I have a solution that works by passing along a list which grows and shrinks to keep track of what the path looks like as you traverse the tree, ultimately getting returned when the target node is found:
def VisitNode(self, node, target, path):
path.append(node)
# Base case. If we found the target, then notify the stack that we're done.
if node == target:
return True
else:
# If we're at a leaf and it isn't the target, then pop the leaf off
# our path (backtrack) and notify the stack that we're still looking
if len(self.neighbors(node)) == 0:
path.pop()
return False
else:
# Sniff down the next available neighboring node
for i in self.neighbors_iter(node):
# If this next node is the target, then return the path
# we've constructed so far
if self.VisitNode(i, target, path):
return path
# If we've gotten this far without finding the target,
# then this whole branch is a dud. Backtrack
path.pop()
I feel in my bones that there is no need for passing around this "path" list... I should be able to keep track of that information using the call stack, but I can't figure out how... Could someone enlighten me on how you would solve this problem recursively using the stack to keep track of the path?
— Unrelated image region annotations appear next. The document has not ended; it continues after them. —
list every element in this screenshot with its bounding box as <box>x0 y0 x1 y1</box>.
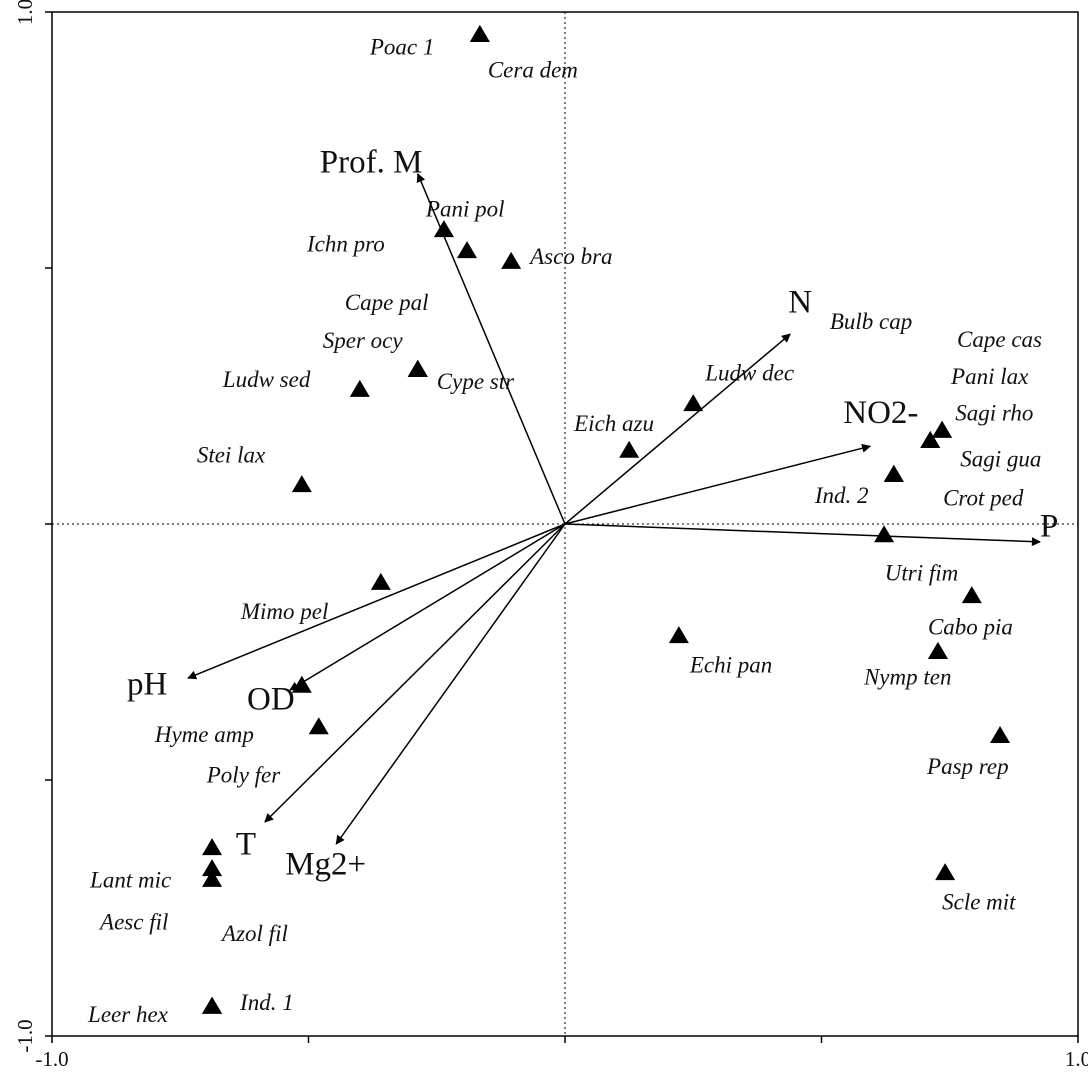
species-point <box>433 220 454 238</box>
species-point <box>469 25 490 43</box>
species-point <box>920 431 941 449</box>
species-label: Asco bra <box>528 244 612 269</box>
species-label: Cype str <box>437 369 515 394</box>
species-label: Sper ocy <box>323 328 404 353</box>
species-label: Ind. 1 <box>239 990 294 1015</box>
species-point <box>501 251 522 269</box>
species-label: Echi pan <box>689 652 772 677</box>
species-label: Crot ped <box>943 486 1024 511</box>
y-tick-label: -1.0 <box>13 1019 37 1052</box>
species-label: Poac 1 <box>369 34 435 59</box>
species-point <box>668 626 689 644</box>
species-label: Cape pal <box>345 290 429 315</box>
env-vector <box>335 523 566 845</box>
vector-label: Prof. M <box>320 144 423 180</box>
env-vector <box>289 523 566 691</box>
species-point <box>927 641 948 659</box>
env-vector <box>564 443 872 525</box>
vector-label: P <box>1040 508 1058 544</box>
env-vector <box>187 523 566 680</box>
species-point <box>202 838 223 856</box>
species-label: Utri fim <box>885 560 958 585</box>
species-point <box>990 725 1011 743</box>
species-point <box>291 475 312 493</box>
species-label: Aesc fil <box>98 909 168 934</box>
env-vector <box>564 333 791 525</box>
x-tick-label: -1.0 <box>35 1047 68 1071</box>
env-vector <box>416 172 566 525</box>
species-label: Ludw sed <box>222 367 311 392</box>
species-point <box>407 359 428 377</box>
env-vector <box>264 523 566 823</box>
species-label: Pani lax <box>950 364 1029 389</box>
species-label: Eich azu <box>573 411 654 436</box>
y-tick-label: 1.0 <box>13 0 37 25</box>
species-point <box>202 996 223 1014</box>
species-label: Azol fil <box>220 921 288 946</box>
species-point <box>457 241 478 259</box>
vector-label: Mg2+ <box>285 847 366 883</box>
species-label: Cape cas <box>957 327 1042 352</box>
species-label: Leer hex <box>87 1002 169 1027</box>
species-label: Bulb cap <box>830 309 912 334</box>
species-label: Nymp ten <box>863 664 952 689</box>
vector-label: pH <box>127 667 167 703</box>
species-label: Ichn pro <box>306 231 385 256</box>
species-label: Sagi rho <box>955 400 1033 425</box>
species-point <box>932 420 953 438</box>
species-point <box>874 525 895 543</box>
species-label: Mimo pel <box>240 599 329 624</box>
species-label: Ludw dec <box>704 360 794 385</box>
species-point <box>291 675 312 693</box>
species-label: Sagi gua <box>960 446 1041 471</box>
species-label: Scle mit <box>942 889 1016 914</box>
species-point <box>202 859 223 877</box>
vector-label: T <box>236 827 256 863</box>
species-point <box>883 464 904 482</box>
species-label: Ind. 2 <box>814 483 869 508</box>
vector-label: NO2- <box>843 395 918 431</box>
vector-label: N <box>788 285 812 321</box>
species-label: Cabo pia <box>928 614 1013 639</box>
species-label: Pasp rep <box>926 754 1009 779</box>
species-point <box>202 869 223 887</box>
species-point <box>349 379 370 397</box>
env-vector <box>564 523 1041 547</box>
species-label: Cera dem <box>488 57 578 82</box>
species-point <box>935 863 956 881</box>
species-label: Stei lax <box>197 442 266 467</box>
species-label: Hyme amp <box>154 722 254 747</box>
species-point <box>308 717 329 735</box>
species-point <box>370 572 391 590</box>
species-label: Pani pol <box>425 196 505 221</box>
vector-label: OD <box>247 681 295 717</box>
species-point <box>619 440 640 458</box>
species-point <box>683 394 704 412</box>
species-label: Lant mic <box>89 867 171 892</box>
species-point <box>961 586 982 604</box>
species-label: Poly fer <box>206 763 281 788</box>
x-tick-label: 1.0 <box>1065 1047 1088 1071</box>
You could avoid passing around the path by returning None on failure, and a partial path on success. In this way, you do not keep some sort of 'breadcrumb trail' from the root to the current node, but you only construct a path from the target back to the root if you find it. Untested code:
def VisitNode(self, node, target):
# Base case. If we found the target, return target in a list
if node == target:
return [node]
# If we're at a leaf and it isn't the target, return None
if len(self.neighbors(node)) == 0:
return None
# recursively iterate over children
for i in self.neighbors_iter(node):
tail = self.VisitNode(i, target)
if tail: # is not None
return [node] + tail # prepend node to path back from target
return None #none of the children contains target
I don't know the graph library you are using, but I assume that even leafs contain a neighbours_iter method, which obviously shouldn't yield any children for a leaf. In this case, you can leave out the explicit check for a leaf, making it a bit shorter:
def VisitNode(self, node, target):
# Base case. If we found the target, return target in a list
if node == target:
return [node]
# recursively iterate over children
for i in self.neighbors_iter(node):
tail = self.VisitNode(i, target)
if tail: # is not None
return [node] + tail # prepend node to path back from target
return None # leaf node or none of the child contains target
I also removed some of the else statements, since inside the true-part of the if you are returning from the function. This is common refactering pattern (which some old-school people don't like). This removes some unnecessary indentation.